I have a client side android app which needs to send an encrypted string to a server implemented in PHP. For this I have chosen an asymmetric algorithm (RSA).

Should I:

  • Save a public key in client side and use this for encryption and then send the private key and encrypted string to the backend


  • Get the public key from backend first and then do the encryption and then send the encrypted string only to the backend

If neither one is enough good, can anyone suggest the most followed practice?

  • 2
    You never, ever, absolutely never, send a private key. That's what "private" means.
    – gnasher729
    Commented Dec 1, 2017 at 20:06
  • @gnasher729 suppose if iam sending some set of encrypted params(say for example in a banking application), is it enough to setup a HTTPS connection and not use any other sort of encryption? Commented Dec 2, 2017 at 4:30

1 Answer 1


Implementing your own crypto is likely to be error prone, so please don't do that.
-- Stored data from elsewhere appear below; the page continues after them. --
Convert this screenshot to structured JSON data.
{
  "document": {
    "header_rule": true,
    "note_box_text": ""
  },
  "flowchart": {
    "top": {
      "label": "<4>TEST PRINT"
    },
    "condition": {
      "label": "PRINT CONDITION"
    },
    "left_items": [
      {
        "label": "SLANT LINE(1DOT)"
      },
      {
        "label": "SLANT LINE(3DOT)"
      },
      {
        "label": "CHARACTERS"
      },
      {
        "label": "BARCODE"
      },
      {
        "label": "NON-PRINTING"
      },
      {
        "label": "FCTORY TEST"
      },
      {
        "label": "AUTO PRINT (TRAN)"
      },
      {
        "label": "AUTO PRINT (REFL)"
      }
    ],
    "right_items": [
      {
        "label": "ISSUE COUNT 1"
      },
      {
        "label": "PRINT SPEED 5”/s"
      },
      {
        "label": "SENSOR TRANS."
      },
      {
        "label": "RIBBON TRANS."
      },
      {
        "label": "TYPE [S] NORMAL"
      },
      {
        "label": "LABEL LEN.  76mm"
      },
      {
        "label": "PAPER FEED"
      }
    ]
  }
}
If you are trying to encrypt data in transit between your app and your backend (i.e. provide confidentiality for that transmission), then using a HTTPS connection is likely to be entirely sufficient. Both the app and the server will then see the unencrypted message.
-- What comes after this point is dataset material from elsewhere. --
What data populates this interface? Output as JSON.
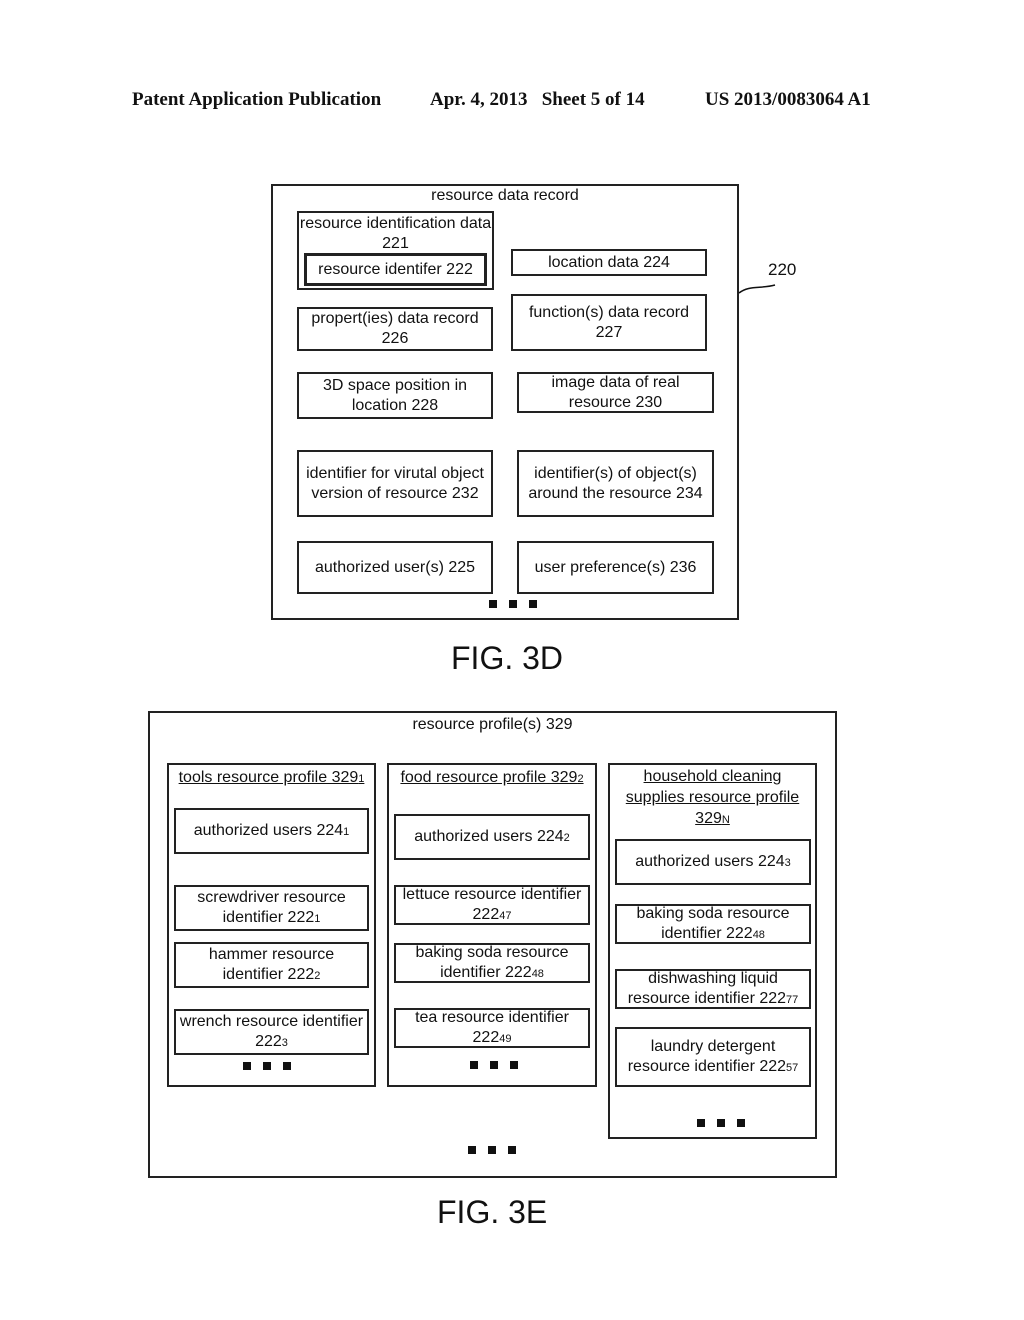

Note that all certificate authorities trusted by the device running the app can issue certificates for your site. This is frequently used in business networks to intercept any encrypted traffic, but is generally done with the knowledge of the end user. You can prevent this if the app pins the correct certificate, but that may break the app if you need to change the certificate on the server. This is not something you should generally do, but it is important to be aware of the limitations of HTTPS in case you are dealing with highly sensitive data: HTTPS provides confidentiality but not necessarily authentication.
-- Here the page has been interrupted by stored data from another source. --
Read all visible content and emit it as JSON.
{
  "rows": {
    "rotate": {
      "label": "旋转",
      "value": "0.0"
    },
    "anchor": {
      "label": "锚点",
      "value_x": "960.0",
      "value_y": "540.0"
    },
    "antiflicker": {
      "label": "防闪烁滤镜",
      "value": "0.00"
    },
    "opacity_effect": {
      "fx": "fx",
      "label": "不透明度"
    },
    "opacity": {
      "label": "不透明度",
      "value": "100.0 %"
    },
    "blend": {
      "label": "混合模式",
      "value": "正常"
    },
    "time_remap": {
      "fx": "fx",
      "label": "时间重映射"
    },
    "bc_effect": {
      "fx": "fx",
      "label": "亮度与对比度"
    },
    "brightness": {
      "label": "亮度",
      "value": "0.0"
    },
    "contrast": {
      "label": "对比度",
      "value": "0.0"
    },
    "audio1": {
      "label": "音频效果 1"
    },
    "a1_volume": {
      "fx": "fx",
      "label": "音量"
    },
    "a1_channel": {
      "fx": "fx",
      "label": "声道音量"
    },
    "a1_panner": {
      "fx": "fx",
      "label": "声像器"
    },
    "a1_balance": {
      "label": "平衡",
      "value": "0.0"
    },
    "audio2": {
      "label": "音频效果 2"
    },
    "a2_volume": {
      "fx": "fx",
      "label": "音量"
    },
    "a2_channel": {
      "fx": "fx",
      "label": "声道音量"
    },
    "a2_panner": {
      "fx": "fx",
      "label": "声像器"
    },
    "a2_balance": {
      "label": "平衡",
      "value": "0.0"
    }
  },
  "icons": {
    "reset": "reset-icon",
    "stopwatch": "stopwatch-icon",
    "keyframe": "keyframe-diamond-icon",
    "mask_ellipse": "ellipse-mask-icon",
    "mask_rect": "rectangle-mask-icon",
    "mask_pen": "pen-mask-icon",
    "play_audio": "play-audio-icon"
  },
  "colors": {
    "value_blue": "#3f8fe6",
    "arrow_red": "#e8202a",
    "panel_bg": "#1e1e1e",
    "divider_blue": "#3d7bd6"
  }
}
HTTPS works roughly like your second example. The server provides a public key. This key is signed by a certificate authority (CA). The CA is supposed to verify that this public key belongs to the domain you are connecting to. The key is accepted when the end user device trusts the signing CA. Now the client can send messages to the server using the server's public key, and only the server is able to decode this message. That is used to negotiate a short-lived symmetric session key which allows for more efficient communication. Now that the secret session key has been exchanged, the server and client can talk to each other over an encrypted channel.

A private key should never be transmitted. The whole point of public/private cryptography is that you do not have to share a secret key in order to decrypt messages.